System specification
As the first person recruited to the new HR department, Minter was giving the task of defining where the company could make improvements to its HR systems and what functionality it would need. The accounts department was effectively being taken out of the administrative loop, so she consulted closely with finance managers to make sure they would get the information and monthly reports it needed to do their jobs. The main requirement was to map the outgoings from the HR system to the nominal account structure and codes within the Kerridge system, she says.

Selection factors
Reporting capabilities were an important factor in the selection process, and most of the systems assessed could handle Marshall Motors’ requirements using reporting add-ons such as Crystal Reports. In some cases, the candidate systems offered too much, while not coping with the company’s compensation and benefits requirements.

Marshall Motors looked at systems from PeopleSoft, Northgate, Frontier, Snowdrop and Select HR. “A lot of the systems we found had superb functionality with bells and whistles. But if you pay for a premium product and don’t use 30% of it, you’re wasting capacity,” she says.

The suppliers’ approach to customer service for a mid-size company also played a part in the final selection, Minter reports. “With Peoplseoft and Northgate, we found their levels of service weren’t great. We were being asked to contact them and were moved from one point of the operation to another. We thought that might be indicative of the level of service we might get afterwards.”

Selection and implementation
Select HR won the Marshall Motors contract because it offered the closest fit with the company’s needs and paid extra care through a series of meetings with Minter to ensure that it could adapt the SelectPay module to cope with the complex remuneration requirements.

“The system we chose was the most straightforward and I was pleasantly surprised,” says Minter. “When we showed the board what the system looks like and compared it to what they used to, I was pleasantly surprised that they agreed with our recommendation.”

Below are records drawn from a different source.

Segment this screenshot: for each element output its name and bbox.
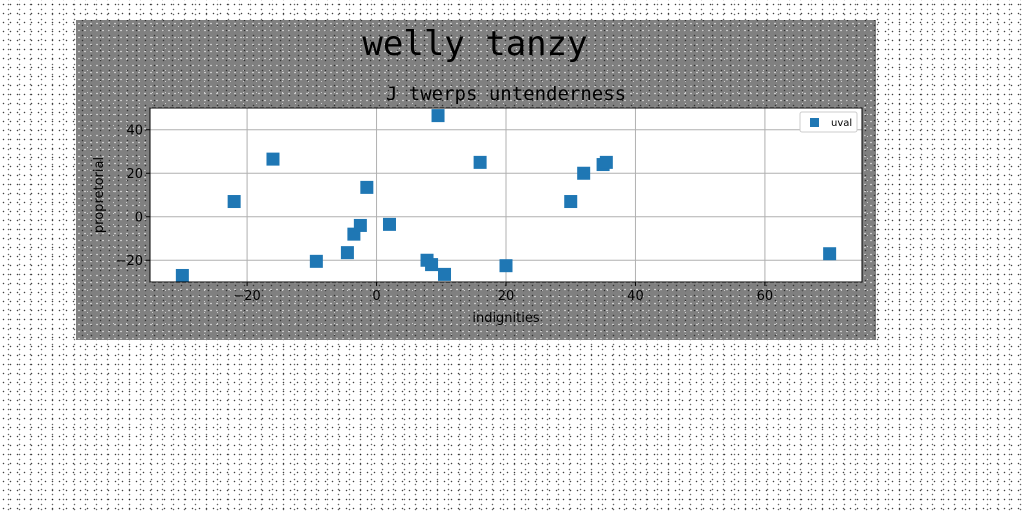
data-markers [175, 109, 837, 282]
y-tick-label: 40 [126, 123, 143, 138]
data-point [340, 246, 354, 260]
data-point [227, 195, 241, 209]
data-point [599, 155, 613, 169]
data-point [438, 267, 452, 281]
legend-label: uval [831, 118, 852, 129]
scatter-chart: welly tanzy J twerps untenderness −20 0 20… [92, 24, 863, 326]
data-point [266, 152, 280, 166]
x-tick-label: 0 [372, 289, 380, 304]
axis-ticks: −20 0 20 40 60 −20 0 20 40 [116, 123, 774, 304]
data-point [175, 268, 189, 282]
data-point [564, 195, 578, 209]
data-point [577, 166, 591, 180]
chart-figure: welly tanzy J twerps untenderness −20 0 20… [76, 20, 876, 340]
legend-marker [810, 118, 819, 127]
data-point [353, 218, 367, 232]
data-point [360, 180, 374, 194]
chart-title: J twerps untenderness [386, 83, 626, 105]
legend: uval [799, 111, 858, 133]
y-tick-label: −20 [116, 254, 143, 269]
data-point [823, 247, 837, 261]
data-point [499, 259, 513, 273]
data-point [382, 217, 396, 231]
plot-frame [149, 107, 863, 283]
x-axis-label: indignities [472, 311, 540, 326]
data-point [425, 258, 439, 272]
x-tick-label: −20 [233, 289, 260, 304]
x-tick-label: 60 [757, 289, 774, 304]
data-point [431, 109, 445, 123]
x-tick-label: 20 [498, 289, 515, 304]
y-tick-label: 0 [135, 210, 143, 225]
figure-suptitle: welly tanzy [362, 24, 587, 64]
x-tick-label: 40 [627, 289, 644, 304]
y-axis-label: propretorial [92, 157, 107, 233]
y-tick-label: 20 [126, 167, 143, 182]
data-point [473, 155, 487, 169]
data-point [309, 254, 323, 268]
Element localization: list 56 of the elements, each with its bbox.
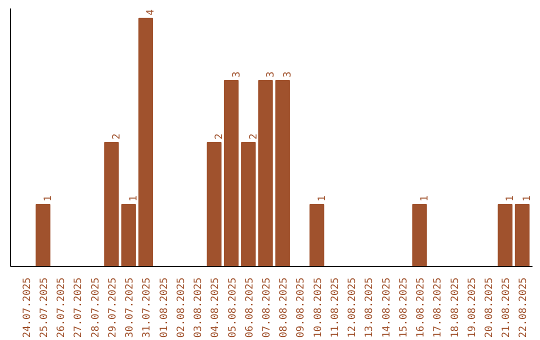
x-tick-label: 16.08.2025: [416, 277, 427, 338]
data-label: 3: [231, 71, 242, 78]
bar: [514, 204, 530, 266]
x-tick-label: 10.08.2025: [312, 277, 324, 338]
data-label: 1: [505, 195, 516, 202]
x-tick-label: 24.07.2025: [22, 277, 33, 338]
data-label: 1: [420, 195, 431, 202]
bar: [36, 204, 50, 266]
x-tick-label: 20.08.2025: [484, 277, 495, 338]
x-tick-label: 05.08.2025: [227, 277, 238, 338]
x-tick-label: 08.08.2025: [278, 277, 290, 338]
x-tick-label: 11.08.2025: [330, 277, 341, 338]
x-tick-label: 22.08.2025: [518, 277, 530, 338]
data-label: 1: [522, 195, 534, 202]
x-tick-label: 13.08.2025: [364, 277, 376, 338]
data-label: 1: [43, 195, 54, 202]
x-tick-label: 19.08.2025: [466, 277, 478, 338]
x-tick-label: 28.07.2025: [90, 277, 102, 338]
bar: [310, 204, 324, 266]
x-tick-label: 26.07.2025: [56, 277, 68, 338]
x-tick-label: 17.08.2025: [432, 277, 444, 338]
x-tick-label: 31.07.2025: [142, 277, 153, 338]
data-label: 2: [248, 133, 260, 140]
x-tick-label: 14.08.2025: [381, 277, 392, 338]
bar: [241, 142, 256, 266]
bar: [138, 18, 154, 266]
bar: [498, 204, 512, 266]
x-tick-label: 09.08.2025: [296, 277, 307, 338]
data-label: 2: [111, 133, 122, 140]
x-tick-label: 27.07.2025: [73, 277, 84, 338]
x-tick-label: 04.08.2025: [210, 277, 222, 338]
x-tick-label: 30.07.2025: [124, 277, 136, 338]
bar: [104, 142, 119, 266]
data-label: 1: [316, 195, 328, 202]
data-label: 2: [214, 133, 226, 140]
data-label: 1: [128, 195, 140, 202]
x-tick-label: 25.07.2025: [39, 277, 50, 338]
data-label: 4: [146, 9, 157, 16]
x-tick-label: 29.07.2025: [107, 277, 118, 338]
data-label: 3: [282, 71, 294, 78]
bar: [121, 204, 136, 266]
x-tick-label: 15.08.2025: [398, 277, 410, 338]
x-tick-label: 01.08.2025: [158, 277, 170, 338]
bar: [412, 204, 427, 266]
x-tick-label: 21.08.2025: [501, 277, 512, 338]
bar: [275, 80, 290, 266]
x-tick-label: 06.08.2025: [244, 277, 256, 338]
bar: [224, 80, 239, 266]
bar: [206, 142, 222, 266]
x-tick-label: 18.08.2025: [450, 277, 461, 338]
x-tick-label: 12.08.2025: [347, 277, 358, 338]
bar: [258, 80, 273, 266]
x-tick-label: 02.08.2025: [176, 277, 187, 338]
x-tick-label: 03.08.2025: [193, 277, 204, 338]
x-tick-label: 07.08.2025: [262, 277, 273, 338]
data-label: 3: [266, 71, 277, 78]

The plan is to roll out a full blown system with the Clearvision self-service capability which will let employees amend their basic information and give managers access to the data to produce reports, monitor sickness and absence and do appraisals on line. “For us, in order to be as efficient as we needed to be, self-service was fairly high on our list. Because our industry is used to using computers that was not much of a challenge – it might be more difficult for organisations where only managers and senior people have a computer,” she says.

The first phase of implementation took place over the summer of 2006 and in the later project phases, Marshall Motors is looking to implement Select HR’s e-recruitment modules. “At moment, we want to make sure we’ve got all the information right. But with recruitment built into the system, the manager who wants to begin a recruitment can compare the costs against their budget, and go through an automated route to get the appropriate authorisation. Once they get sign-off, HR will automatically be notified and we can start preparing an advert and identifying where it should go.”

As her final advice to payroll/HR software hunters, Minter suggests, “Look at what your current processes are, work out where you want to make improvements and ensure the system you buy delivers those improvements. And get the supplier to demonstrate that it works.”